The more important result was the regeneration and the improvement of the urban social daily life of the Xiaoxihu block, through a mix of technical skills and investigation for innovation (Design Institute) and braveness, imagination and attention in design (Design Studios).

Xiaoxihu is today an important demonstration project in China.

The shared activities between Design Studios and the Design Institute helped a lot the scientific research: papers, books, seminars, international conferences, PhD dissertations were and are promoted, also deeply supporting the activities of the “Transitional Morphologies” Joint Research Unit (established in 2018 between Southeast University and Politecnico di Torino) [14].

Generally speaking, in China, the permeability between Design Studios and Design Institutes was until now not only advantageous from the point of view of both project training and the choice of specific design solutions to the detriment of others. Actually, it has allowed us to identify and develop important lines of research. One of these concerned, for example in Nanjing, the possibility of creating “augmented” urban typological maps with property and land value data deduced from the intersection of old land registers with a current survey of building structures and also of housing conditions.
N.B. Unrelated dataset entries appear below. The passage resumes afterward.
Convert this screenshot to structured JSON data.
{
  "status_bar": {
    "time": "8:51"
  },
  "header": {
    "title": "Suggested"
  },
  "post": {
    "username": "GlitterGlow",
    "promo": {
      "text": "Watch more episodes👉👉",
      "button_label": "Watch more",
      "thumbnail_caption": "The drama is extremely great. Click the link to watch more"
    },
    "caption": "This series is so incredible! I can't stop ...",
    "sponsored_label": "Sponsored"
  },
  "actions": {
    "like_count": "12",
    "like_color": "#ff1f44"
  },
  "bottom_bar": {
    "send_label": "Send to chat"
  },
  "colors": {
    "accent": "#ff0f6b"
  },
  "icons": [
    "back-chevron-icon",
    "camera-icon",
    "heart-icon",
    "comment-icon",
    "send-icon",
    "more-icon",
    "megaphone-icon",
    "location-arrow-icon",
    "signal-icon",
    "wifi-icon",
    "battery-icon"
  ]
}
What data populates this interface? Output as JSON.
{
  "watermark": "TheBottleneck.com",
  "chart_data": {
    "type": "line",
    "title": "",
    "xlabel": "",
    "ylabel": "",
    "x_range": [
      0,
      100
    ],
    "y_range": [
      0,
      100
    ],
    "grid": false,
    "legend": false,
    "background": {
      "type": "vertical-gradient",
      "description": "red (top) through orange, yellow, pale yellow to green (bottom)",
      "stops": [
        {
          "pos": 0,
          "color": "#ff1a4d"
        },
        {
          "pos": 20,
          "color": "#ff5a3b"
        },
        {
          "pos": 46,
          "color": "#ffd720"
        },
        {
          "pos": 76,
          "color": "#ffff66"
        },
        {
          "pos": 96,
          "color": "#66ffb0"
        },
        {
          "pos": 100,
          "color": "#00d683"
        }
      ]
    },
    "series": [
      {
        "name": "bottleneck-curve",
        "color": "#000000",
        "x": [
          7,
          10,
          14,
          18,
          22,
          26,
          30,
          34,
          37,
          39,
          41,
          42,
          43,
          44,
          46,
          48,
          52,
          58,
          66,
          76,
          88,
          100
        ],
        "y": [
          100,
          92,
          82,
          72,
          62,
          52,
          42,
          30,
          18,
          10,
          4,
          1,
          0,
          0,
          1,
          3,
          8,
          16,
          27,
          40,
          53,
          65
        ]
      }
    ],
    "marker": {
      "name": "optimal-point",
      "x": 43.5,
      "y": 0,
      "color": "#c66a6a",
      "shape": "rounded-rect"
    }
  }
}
Another line of research prefigured, tested and then verified an innovative participation system based in Nanjing on the so called “diagram of the five actors” (local government, developers, designers, insiders and outsiders) and on the possibility of alienating part of the families’ assets in favor of activities of microeconomics to be achieved in the most complete respect of building types and settlement morphologies. The most recent line of research concerns, always in Nanjing, the monetary valorization of urban spaces and objects involved in participatory negotiation, imagining connections between urban morphology and urban economics.

All three of these shortly described three lines of research used, as a case study, the Xiaoxihu block, located in the Qinhuai District, characterized by the presence of some structures from the historical era and also by a very high number of modern compromises. For some years now, the block has been the subject of redevelopment actions which aim not only at the mere protection of the buildings placed under protection, but also and above all at identifying new, “transitional” roads to prefigure the urban settlement of the future.

As mentioned above, Xiaoxihu’s project won the 2022 UNESCO Asia Pacific Award for Cultural Heritage Conservation. At the same time, the same block became the subject of some Design Studios also held in Italy, at the Politecnico di Torino. One of the purposes of the connections established between the Politecnico di Torino and Southeast University is in fact to mutually exchange experiences and solutions, again in pedagogy, research, urban design practice.